Il coraggio di cambiare le cose
La grande lezione di Basaglia: volere la luna
di Livio Pepino (l’Unità, 13.02.2010)
Tra i meriti della bella fiction televisiva di Marco Turco dedicata a Franco Basaglia c’è il rilancio di una prospettiva che sembra passata di moda, anche a sinistra: quella del cambiamento (della sua possibilità e della sua necessità). Il messaggio vale per tutti: anche per chi quella prospettiva ha coltivato e praticato.
Nel 1979, a poco più di un anno dalla riforma che porta il suo nome, Basaglia, in un intervento che può essere letto in Conferenze brasiliane, disse parole allora sorprendenti: «La cosa importante è che abbiamo dimostrato che l’impossibile diventa possibile. Dieci, quindici, vent’anni fa era impensabile che un manicomio potesse essere distrutto. Magari i manicomi torneranno ad essere chiusi e più chiusi di prima, io non lo so, ma ad ogni modo noi abbiamo dimostrato che si può assistere la persona folle in un altro modo, e la testimonianza è fondamentale. Non credo che il fatto che un’azione riesca a generalizzarsi voglia dire che si è vinto. Il punto importante è un altro, è che ora si sa cosa si può fare». Oggi da quelle parole profetiche occorre ripartire. Sapendo che il cambiamento è possibile. Anche in una stagione difficile come quella che stiamo attraversando.

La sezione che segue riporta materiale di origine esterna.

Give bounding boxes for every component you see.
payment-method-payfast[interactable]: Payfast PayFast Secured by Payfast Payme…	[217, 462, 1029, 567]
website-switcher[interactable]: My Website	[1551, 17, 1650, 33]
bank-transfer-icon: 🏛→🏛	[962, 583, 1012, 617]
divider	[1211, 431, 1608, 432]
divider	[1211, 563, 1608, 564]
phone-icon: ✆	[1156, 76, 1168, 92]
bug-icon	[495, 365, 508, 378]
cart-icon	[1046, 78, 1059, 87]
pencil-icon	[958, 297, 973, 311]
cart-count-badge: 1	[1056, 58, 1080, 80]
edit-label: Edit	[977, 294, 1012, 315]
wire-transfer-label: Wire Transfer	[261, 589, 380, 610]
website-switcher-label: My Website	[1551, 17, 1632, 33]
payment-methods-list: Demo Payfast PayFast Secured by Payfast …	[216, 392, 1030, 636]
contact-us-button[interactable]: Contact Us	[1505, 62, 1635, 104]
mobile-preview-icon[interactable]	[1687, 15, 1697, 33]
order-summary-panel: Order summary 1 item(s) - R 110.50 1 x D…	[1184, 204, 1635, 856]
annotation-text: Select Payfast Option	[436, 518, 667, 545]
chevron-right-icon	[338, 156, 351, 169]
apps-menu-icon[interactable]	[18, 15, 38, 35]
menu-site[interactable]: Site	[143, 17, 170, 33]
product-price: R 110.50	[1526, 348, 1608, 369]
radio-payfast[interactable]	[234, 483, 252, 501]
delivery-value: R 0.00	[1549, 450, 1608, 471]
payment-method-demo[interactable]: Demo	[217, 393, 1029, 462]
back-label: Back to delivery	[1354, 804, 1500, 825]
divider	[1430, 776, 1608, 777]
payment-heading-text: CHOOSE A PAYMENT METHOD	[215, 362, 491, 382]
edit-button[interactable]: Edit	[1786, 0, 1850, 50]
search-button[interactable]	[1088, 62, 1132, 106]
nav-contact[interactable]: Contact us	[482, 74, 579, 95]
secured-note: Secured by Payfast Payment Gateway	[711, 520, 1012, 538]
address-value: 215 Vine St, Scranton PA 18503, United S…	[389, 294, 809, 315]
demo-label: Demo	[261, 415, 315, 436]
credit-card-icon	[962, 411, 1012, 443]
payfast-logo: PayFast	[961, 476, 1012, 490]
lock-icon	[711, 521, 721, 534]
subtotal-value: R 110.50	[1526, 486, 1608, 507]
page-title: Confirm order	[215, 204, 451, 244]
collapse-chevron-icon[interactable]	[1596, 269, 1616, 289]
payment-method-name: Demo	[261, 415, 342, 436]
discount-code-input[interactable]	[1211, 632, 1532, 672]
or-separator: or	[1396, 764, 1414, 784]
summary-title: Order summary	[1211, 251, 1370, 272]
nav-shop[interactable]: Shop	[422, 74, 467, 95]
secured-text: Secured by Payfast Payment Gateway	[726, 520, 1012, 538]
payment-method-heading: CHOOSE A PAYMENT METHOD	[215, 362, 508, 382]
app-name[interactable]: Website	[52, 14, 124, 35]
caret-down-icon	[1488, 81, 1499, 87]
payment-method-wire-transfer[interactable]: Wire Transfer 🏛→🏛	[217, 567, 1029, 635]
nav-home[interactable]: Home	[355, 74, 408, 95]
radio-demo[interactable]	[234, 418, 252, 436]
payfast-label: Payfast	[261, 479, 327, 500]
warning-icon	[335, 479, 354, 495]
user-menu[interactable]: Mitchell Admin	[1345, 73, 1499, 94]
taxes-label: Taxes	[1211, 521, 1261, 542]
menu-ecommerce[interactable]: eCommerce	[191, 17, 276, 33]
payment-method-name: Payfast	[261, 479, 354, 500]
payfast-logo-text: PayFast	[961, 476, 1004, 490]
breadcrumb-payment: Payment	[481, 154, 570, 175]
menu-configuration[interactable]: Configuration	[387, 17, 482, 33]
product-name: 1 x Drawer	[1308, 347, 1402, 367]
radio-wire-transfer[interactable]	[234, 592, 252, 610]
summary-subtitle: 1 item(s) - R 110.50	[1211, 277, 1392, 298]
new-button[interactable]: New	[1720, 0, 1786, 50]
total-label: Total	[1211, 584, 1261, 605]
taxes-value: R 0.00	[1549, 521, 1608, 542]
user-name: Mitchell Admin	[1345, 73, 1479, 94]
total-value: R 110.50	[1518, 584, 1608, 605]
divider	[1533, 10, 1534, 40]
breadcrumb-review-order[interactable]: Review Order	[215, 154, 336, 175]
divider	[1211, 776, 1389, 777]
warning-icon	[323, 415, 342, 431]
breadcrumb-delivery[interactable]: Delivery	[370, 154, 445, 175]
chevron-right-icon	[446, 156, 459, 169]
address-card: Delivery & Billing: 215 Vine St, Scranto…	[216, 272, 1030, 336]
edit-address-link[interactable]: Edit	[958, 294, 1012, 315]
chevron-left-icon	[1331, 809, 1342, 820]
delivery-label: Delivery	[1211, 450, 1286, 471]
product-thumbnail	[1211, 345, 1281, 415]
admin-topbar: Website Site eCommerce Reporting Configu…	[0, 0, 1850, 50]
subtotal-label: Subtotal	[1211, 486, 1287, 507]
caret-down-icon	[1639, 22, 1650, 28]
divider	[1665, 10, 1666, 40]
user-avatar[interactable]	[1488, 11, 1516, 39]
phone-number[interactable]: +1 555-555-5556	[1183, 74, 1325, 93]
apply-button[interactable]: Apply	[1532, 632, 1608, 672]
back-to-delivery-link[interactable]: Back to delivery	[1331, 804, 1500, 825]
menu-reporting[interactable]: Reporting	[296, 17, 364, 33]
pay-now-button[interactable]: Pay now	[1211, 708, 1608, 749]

Purché continuiamo a “volere, ostinatamente, la luna”.
Anni prima, mentre si preparava la chiusura dei manicomi, nasceva Psichiatria democratica e cominciava a dipanarsi una vicenda parallela, un’altra scommessa giocata sul crinale della trasformazione del sistema istituzionale in senso ugualitario. Riguardava, questa vicenda, la giustizia, la cui trasformazione cominciò ad essere considerata una possibilità reale e non «una nuova utopia per consentirci di sopportare il tipo di vita che siamo costretti a vivere» (per usare, ancora, parole di Basaglia).

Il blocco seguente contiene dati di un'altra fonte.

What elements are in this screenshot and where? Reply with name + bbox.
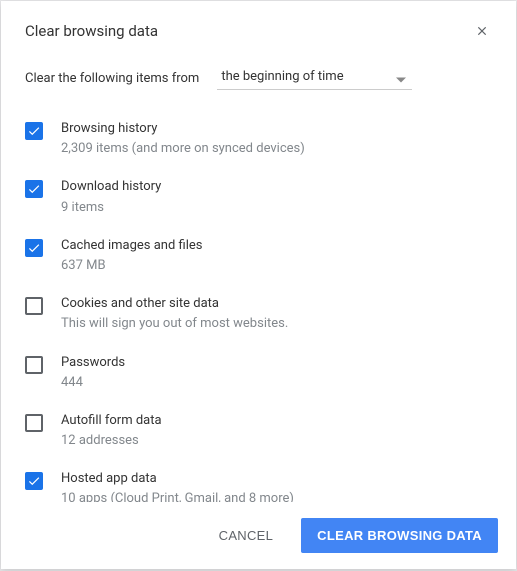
item-row: Cookies and other site data This will sig… [25,285,492,343]
item-description: 444 [61,374,492,392]
cancel-button[interactable]: Cancel [203,518,290,553]
chevron-down-icon [396,69,406,88]
clear-browsing-data-button[interactable]: Clear browsing data [301,518,498,553]
checkbox[interactable] [25,414,43,432]
item-label: Download history [61,178,492,196]
checkbox[interactable] [25,122,43,140]
check-icon [27,124,41,138]
item-text: Cookies and other site data This will sig… [61,295,492,333]
check-icon [27,182,41,196]
dialog-footer: Cancel Clear browsing data [1,502,516,569]
item-row: Passwords 444 [25,344,492,402]
item-label: Cookies and other site data [61,295,492,313]
checkbox[interactable] [25,297,43,315]
item-text: Hosted app data 10 apps (Cloud Print, Gma… [61,470,492,502]
items-list: Browsing history 2,309 items (and more on… [1,110,516,502]
checkbox[interactable] [25,356,43,374]
check-icon [27,474,41,488]
item-description: This will sign you out of most websites. [61,315,492,333]
item-row: Browsing history 2,309 items (and more on… [25,110,492,168]
clear-browsing-data-dialog: Clear browsing data Clear the following … [1,1,516,569]
item-label: Browsing history [61,120,492,138]
time-range-select[interactable]: the beginning of time [217,67,412,90]
item-description: 10 apps (Cloud Print, Gmail, and 8 more) [61,490,492,502]
item-text: Browsing history 2,309 items (and more on… [61,120,492,158]
dialog-header: Clear browsing data [1,1,516,57]
item-text: Cached images and files 637 MB [61,237,492,275]
item-description: 2,309 items (and more on synced devices) [61,140,492,158]
item-label: Passwords [61,354,492,372]
item-text: Autofill form data 12 addresses [61,412,492,450]
subheader-row: Clear the following items from the begin… [1,57,516,110]
checkbox[interactable] [25,180,43,198]
checkbox[interactable] [25,472,43,490]
item-text: Download history 9 items [61,178,492,216]
item-row: Hosted app data 10 apps (Cloud Print, Gma… [25,460,492,502]
item-label: Cached images and files [61,237,492,255]
item-label: Hosted app data [61,470,492,488]
close-icon [475,24,489,38]
item-row: Autofill form data 12 addresses [25,402,492,460]
checkbox[interactable] [25,239,43,257]
time-range-value: the beginning of time [217,67,412,86]
subheader-text: Clear the following items from [25,71,199,86]
item-description: 9 items [61,199,492,217]
item-row: Download history 9 items [25,168,492,226]
item-label: Autofill form data [61,412,492,430]
item-row: Cached images and files 637 MB [25,227,492,285]
item-text: Passwords 444 [61,354,492,392]
dialog-title: Clear browsing data [25,22,158,40]
item-description: 637 MB [61,257,492,275]
item-description: 12 addresses [61,432,492,450]
close-button[interactable] [472,21,492,41]
check-icon [27,241,41,255]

Era la vicenda di Magistratura democratica, che qualche anno dopo Giuseppe Borrè avrebbe sintetizzato in questi termini: «Perché è nata Md? Personalizzando un po’ potrei dire: perché sono entrato in Md? Credo che la risposta stia nello stretto e indissolubile intreccio di due ragioni complementari. Da un lato, il rifiuto del conformismo, come gerarchia, come logica di carriera, come giurisprudenza imposta dall’alto, in una parola come passività culturale; dall’altro, il sentirsi dalla parte dei soggetti sottoprotetti, e sentirsi “da questa parte” come giuristi, con le risorse e gli strumenti propri dei giuristi».
Sono passati gli anni. Con alti e bassi. Da ultimo, prevalgono i bassi. Ma, anzitutto, siamo ancora qui, Magistratura democratica e Psichiatria democratica e molti altri. E, poi, conosciamo la strada. L’importante è continuare a percorrerla, incuranti degli inviti al realismo di troppi “cattivi maestri”.